Where’ve I been? I’ve been stressed, if that isn’t obvious. We’re behind in school. Testing for Memory Master lies around the corner. The TV network PBS is also doing a feature on our music school and Tennyson was to be at the drums filming next week. The best laid plans of mice and moms, see them wheel away like chaff in the wind. It will be hard to swallow those events passing us by. The little mister has missed every baseball practice and Saturday’s opening game. We’ve been so disappointed, but the email from the coach touched me deeply.
No worries. I hope he is feeling better. His health comes before baseball. We are praying for him.
I wish this man knew the gift he was giving me. I’m sure he inspires kids to love baseball and teamwork, but his humanity and ministry to me meant everything. He’s played professionally, but didn’t forget it was about people, not the game. It takes so little to help someone up. You persevere in hope but how long? And how, in the teeth of it going from bad to worse? Answers can come from the most unexpected places. Some background on this one.

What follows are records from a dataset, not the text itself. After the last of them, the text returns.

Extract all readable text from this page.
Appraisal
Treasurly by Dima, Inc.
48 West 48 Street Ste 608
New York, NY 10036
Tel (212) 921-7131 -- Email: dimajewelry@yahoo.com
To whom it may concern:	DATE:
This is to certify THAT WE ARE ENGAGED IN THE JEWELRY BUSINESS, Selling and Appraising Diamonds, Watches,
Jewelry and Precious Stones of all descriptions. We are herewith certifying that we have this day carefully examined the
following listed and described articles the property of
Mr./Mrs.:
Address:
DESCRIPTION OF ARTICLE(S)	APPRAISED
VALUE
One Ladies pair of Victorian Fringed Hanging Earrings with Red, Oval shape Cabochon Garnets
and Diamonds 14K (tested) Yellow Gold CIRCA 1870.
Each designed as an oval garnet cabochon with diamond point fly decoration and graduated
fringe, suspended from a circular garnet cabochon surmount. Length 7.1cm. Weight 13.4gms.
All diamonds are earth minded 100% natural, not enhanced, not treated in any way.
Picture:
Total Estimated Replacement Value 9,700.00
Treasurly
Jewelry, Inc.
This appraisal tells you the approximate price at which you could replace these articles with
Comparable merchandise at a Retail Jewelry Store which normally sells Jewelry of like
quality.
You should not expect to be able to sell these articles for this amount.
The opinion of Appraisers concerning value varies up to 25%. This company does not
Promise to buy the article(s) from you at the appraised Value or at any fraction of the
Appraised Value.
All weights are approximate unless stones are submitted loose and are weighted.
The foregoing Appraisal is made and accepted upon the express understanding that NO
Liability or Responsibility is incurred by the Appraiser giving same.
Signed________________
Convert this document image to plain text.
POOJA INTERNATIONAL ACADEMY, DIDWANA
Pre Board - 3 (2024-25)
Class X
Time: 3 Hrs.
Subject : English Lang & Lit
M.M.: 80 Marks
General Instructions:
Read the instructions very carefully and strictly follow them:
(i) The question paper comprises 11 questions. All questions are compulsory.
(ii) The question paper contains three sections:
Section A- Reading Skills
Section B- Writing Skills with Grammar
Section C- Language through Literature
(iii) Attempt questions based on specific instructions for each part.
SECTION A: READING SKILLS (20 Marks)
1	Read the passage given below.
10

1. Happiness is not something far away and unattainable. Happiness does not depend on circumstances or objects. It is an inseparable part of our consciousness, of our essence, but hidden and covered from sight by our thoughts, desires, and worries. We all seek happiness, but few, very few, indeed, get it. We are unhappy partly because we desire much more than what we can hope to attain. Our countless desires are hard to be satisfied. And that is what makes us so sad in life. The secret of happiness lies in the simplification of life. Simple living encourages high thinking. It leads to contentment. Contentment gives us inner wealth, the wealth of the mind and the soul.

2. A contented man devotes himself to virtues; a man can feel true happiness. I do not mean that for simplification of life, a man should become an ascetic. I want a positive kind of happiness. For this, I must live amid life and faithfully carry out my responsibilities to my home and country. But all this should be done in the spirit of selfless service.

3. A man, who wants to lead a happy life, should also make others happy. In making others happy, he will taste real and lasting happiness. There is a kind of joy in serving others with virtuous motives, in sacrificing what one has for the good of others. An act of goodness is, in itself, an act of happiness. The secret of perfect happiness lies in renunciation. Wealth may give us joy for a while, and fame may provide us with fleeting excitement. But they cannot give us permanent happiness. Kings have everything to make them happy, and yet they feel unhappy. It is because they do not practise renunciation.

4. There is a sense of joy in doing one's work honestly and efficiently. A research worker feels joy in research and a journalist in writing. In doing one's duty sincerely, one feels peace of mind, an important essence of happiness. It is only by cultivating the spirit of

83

Flowers don’t like me. I can’t seem to coax them to life. I’m sure they sense the Tiger Mom presence, accordingly suffer performance anxiety. Or maybe they become passive aggressive and decide to just wilt. It also doesn’t help that I forget to care for them. And so looking up from the dishes, I was stunned at the sight of the bold blossom on my windowsill. I had given up on the orchid that dropped all its petals some six months ago even though it was said to be only going dormant. How foregone it’d looked, stripped of promise. But here was a triumphant awakening, the white silk so fragile, so strong. My eyes smarted. How…under my watch? In the midst of this despair? The tenacity not only of life, but of beauty. The insistence of hope.
Goodness, is it only March? I can do this. Nine more months and I get to reset and wish myself another happy, hard year.